Sejarah bagaikan dasar samudera yang amat dalam. Bila kita hanya melihat sebatas mata memandang, maka dasar samudera itu tak akan pernah mungkin terihat. Permukaan laut yang merupakan tempat kita menatap menggambarkan kita yang hidup pada masa ini, sedangkan dasar samudera menggambarkan buramnya sejarah masa lalu yang tak terlihat itu. Siapa yang peduli untuk memikirkan betapa dalamnya samudera tersebut? Atau hal-hal apa sajakah yang ada di dalam sana? Mayoritas manusia hanya memandang ke atas langit, dalam artian ia hanya memikirkan mengenai masa depan yang akan terjadi pada dirinya. Memang suatu tindakan yang sangat cerdas untuk selalu menatap masa depan. Namun apakah ia tidak menyadari bahwa dalamnya samudera, luasnya daratan dan tingginya langit merupakan suatu kesatuan yang tidak mungkin dapat dipisahkan. Dapat diibaratkan seperti seorang pengendara motor, ia hanya fokus untuk melihat ke depan tanpa pernah melihat ke arah kaca spionnya. Apa yang akan terjadi saat pengendara lain menyalip tanpa ia sadari? Mungkin sesuatu yang tak diinginkan akan terjadi. Sejarah merupakan kaca spion pembelajaran bagi kita untuk menatap perjalanan ke depan. Kaca spion yang terpasang secara “benar” adalah yang mampu membantu kita dalam berkendara. Lalu bagaimana apabila kaca spion tersebut terpasang “terbalik”? Tentu kita akan selalu dibodohi oleh kaca spion masa lalu itu.

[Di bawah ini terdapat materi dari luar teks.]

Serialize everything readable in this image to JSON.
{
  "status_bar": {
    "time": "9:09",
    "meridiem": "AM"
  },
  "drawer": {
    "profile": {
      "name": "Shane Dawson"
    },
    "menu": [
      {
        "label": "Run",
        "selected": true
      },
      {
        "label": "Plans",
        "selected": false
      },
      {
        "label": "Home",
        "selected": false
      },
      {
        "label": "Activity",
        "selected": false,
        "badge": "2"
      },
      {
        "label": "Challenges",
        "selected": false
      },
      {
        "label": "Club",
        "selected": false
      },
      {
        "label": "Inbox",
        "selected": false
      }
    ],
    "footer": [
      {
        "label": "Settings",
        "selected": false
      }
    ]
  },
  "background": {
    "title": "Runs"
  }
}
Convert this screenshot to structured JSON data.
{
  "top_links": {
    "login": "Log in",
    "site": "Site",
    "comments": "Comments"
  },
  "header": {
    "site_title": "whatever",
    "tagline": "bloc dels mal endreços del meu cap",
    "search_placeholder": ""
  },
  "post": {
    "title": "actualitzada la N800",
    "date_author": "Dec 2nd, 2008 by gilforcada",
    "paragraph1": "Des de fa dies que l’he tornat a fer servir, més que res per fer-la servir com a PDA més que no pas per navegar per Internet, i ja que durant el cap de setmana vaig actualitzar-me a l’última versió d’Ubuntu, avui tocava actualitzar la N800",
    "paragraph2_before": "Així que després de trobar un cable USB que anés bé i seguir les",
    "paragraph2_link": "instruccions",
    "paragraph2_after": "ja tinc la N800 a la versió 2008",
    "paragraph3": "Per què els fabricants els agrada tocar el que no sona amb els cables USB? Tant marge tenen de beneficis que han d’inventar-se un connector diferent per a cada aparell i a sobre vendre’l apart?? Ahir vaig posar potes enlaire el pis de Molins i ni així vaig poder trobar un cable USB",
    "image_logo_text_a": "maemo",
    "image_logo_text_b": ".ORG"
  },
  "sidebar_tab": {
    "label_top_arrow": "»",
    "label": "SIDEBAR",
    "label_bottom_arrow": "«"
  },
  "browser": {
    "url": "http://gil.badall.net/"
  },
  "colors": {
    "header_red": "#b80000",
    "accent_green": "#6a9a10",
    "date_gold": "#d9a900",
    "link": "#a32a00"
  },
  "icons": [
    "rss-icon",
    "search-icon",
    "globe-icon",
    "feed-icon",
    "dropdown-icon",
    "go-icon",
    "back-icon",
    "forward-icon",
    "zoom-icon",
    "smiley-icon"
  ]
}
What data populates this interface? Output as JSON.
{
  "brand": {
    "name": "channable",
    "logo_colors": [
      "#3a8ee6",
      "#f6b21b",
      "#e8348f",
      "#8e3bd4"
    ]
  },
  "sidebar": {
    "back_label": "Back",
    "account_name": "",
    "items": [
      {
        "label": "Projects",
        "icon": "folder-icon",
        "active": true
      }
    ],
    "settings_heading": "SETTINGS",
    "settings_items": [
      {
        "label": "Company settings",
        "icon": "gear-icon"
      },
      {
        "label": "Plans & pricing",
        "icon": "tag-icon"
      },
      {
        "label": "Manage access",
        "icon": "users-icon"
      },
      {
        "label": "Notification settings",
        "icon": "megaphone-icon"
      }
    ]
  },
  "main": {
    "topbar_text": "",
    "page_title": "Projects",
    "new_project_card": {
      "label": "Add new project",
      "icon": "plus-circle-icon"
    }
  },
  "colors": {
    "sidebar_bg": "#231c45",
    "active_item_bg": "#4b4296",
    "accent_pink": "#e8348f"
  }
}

Sama halnya seperti sejarah. Bagaimana apabila sejarah yang telah diikrarkan ternyata berlawanan dengan “kebenaran”? Siapa yang ingin bertanggug jawab? Siapa yang berani menjamin bahwa di Indonesia peristiwa G30SPKI benar-benar terjadi? Atau siapa yang berani menjamin Cristopher Columbus adalah orang pertama yang menemukan benua Amerika? Ini seperti menggali dasar samudera yang teramat begitu luas dan dalam. Dibutuhkan alat “canggih” untuk meneliti hal ini. Siapa sangka dalamnya samudera ini mampu diteliti dengan menggunakan alat canggih “robot” seperti pada penelitian “TITANIC” di Samudera Atlantik Utara itu. Sejarah juga ternyata mampu digali dengan menggunakan robot canggih yang bernama “literasi”. Dahsyatnya literasi ini ternyata lebih menggemparkan daripada bom atom yang dijatuhkan di kota Hiroshima dan Nagasaki Jepang. Fakta mencengangkan muncul, ketika literatur milik Howard Zinn mengobrak-abrik keyakinan penduduk Amerika bahkan penduduk dunia dalam buku non-fiksinya yang berjudul A People's History of the United States Chapter 1 Columbus, the Indians, and Human Progress dengan artikelnya yang terkenal berjudul Speaking Truth to Power with Book.  Ia menyebutkan bahwa Columbus adalah seorang “pembantai” manusia yang sangat keji dan tidak layak dikatakan sebagai pahlawan yang selalu diperingati dalam “Columbus day”.

Dalam bukunya, Howard Zinn membidik tajam seorang yang dulu sangat dikenal agung atas jasanya menemukan benua Amerika, namun ia berani mengungkap habis kejanggalan yang ditutupi sejarah palsu tersebut. Ia menjabarkan mengenai awal peradaban asli Amerika di Amerika Utara dan Bahama, genosida dan perbudakan yang dilakukan oleh awak Christopher Columbus, dan insiden penjajahan dengan kekerasan. Bukunya ini mendapat cercaan dari banyak pihak yang memang telah sepenuhnya dibodohi oleh Columbus. Namun seiring berjalannya waktu mereka telah sadar akan keganjilan sejarah ini.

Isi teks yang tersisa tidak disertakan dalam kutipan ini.